The whole predestination paradox business of Series 6 actually neutered the drama. Because it's set out where River's life is going, all the characters can do in the end is leave River to carry on her pre-determined life, and then spend the next bunch of stories waiting for anything else to happen with her. So one can only watch the events of her story from a sense of unfeeling passiveness, unable to engage with it (just like with the ineffectual Davison Doctor), because the characters are unable to do anything about it or, for that matter, feel anything about it, because to do so would be a useless waste too.

Between that, the war-damaged Eccleston Doctor was as right as they ever got this idea. Where the damage ran through him, and the whole point was being with him on the journey to recovery, and in his search for purpose and enlightenment after his disillusioment. The trauma that clouded his mind and left him without faith in what he used to believe in.

But perhaps there was a missing piece that was the Toclafane. As the real focal point of the Doctor's emotional rage, and, by their removal, things got blunted.

With the Toclafane, it makes more sense why the season was so Earthbound and about charting human history to its worst conclusion, where The Long Game's cyberpunk society of psychotropic implants is a precursor to the total Toclafane conversion. Why the season focused on domestics so insufferably, to be about the horror of what happens to humanity when nurture and parental boundaries cease to be.

Finally there's Bad Wolf/Parting of the Ways. On the surface, it was seemingly always meant as a Dalek story. But more I think about it, the less I believe it was intended as anything but a Toclafane story that since went through sloppy revisions.

Yes the story riffs heavily from Resurrection and Genesis of the Daleks (or at least episode 6), but only on their action sequences and a moral dilemma for the Doctor that, the more I think about it, really would make more sense concerning the Toclafane. Even the idea that these Daleks are harvested humans is barely a revision. But by making them Daleks, rather than Toclafane, it makes less sense. It'd make more sense for the Toclafane to subtly, successfully infiltrate human societies or develop a God complex than the Daleks, the ultimate materialists. Likewise, Daleks wouldn't put the Doctor to the test over whether he can press the button and kill them all; they'd just kill him first.

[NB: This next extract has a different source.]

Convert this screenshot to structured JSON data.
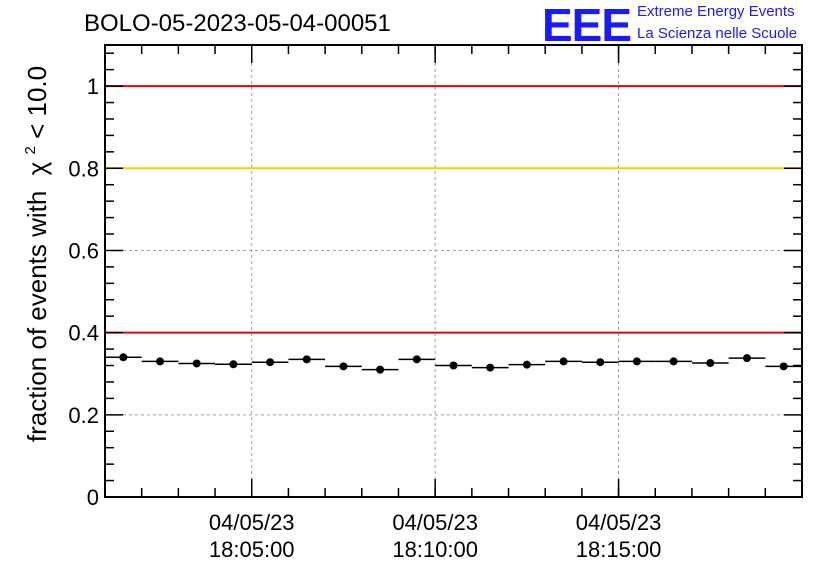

I never knew how to take that moment. I kept expecting the Doctor to come to his senses and press the switch before the Daleks could destroy it. Neither happened. Maybe RTD was defying expectations in ways only this show could, reinforcing the Doctor as an unconventional anti-hero who knows some things he can't prevent, that the universe and future events are bigger than him. Or maybe he hoped somewhere in those Dalek-human hybrids was the potential for humanity and redemption in the long run. But that's flimsy and ultimately just questions all the Doctor's capability and worth.

Replace them with Toclafane, and it becomes clearer. If it were the Toclafane, humans at their worst, not Daleks that were once human, then the Doctor's refusal to press the switch, to sacrifice humans to save humans from humans, and destroy mankind's only future survival option makes sense. And yes, maybe knowing that humanity is what they are makes the hope of future redemption clearer.

I don't buy that the horrific implications of the Toclafane were resolved by the Tenth Doctor's "Tell me the human race is degenerate now." The horrors of humanity becoming their worst in a hopeless dying universe aren't cathartically resolved by a minute's 'thinking good thoughts'. But, Rose's speech to her family "That fight's happening now", just might've done. She's not just refusing to let it happen to the Doctor, she's refusing to let her species become the Toclafane. And maybe one shopgirl's words to her family about making a difference and leading a better life, won't change that in the course of history, but maybe it's still hope.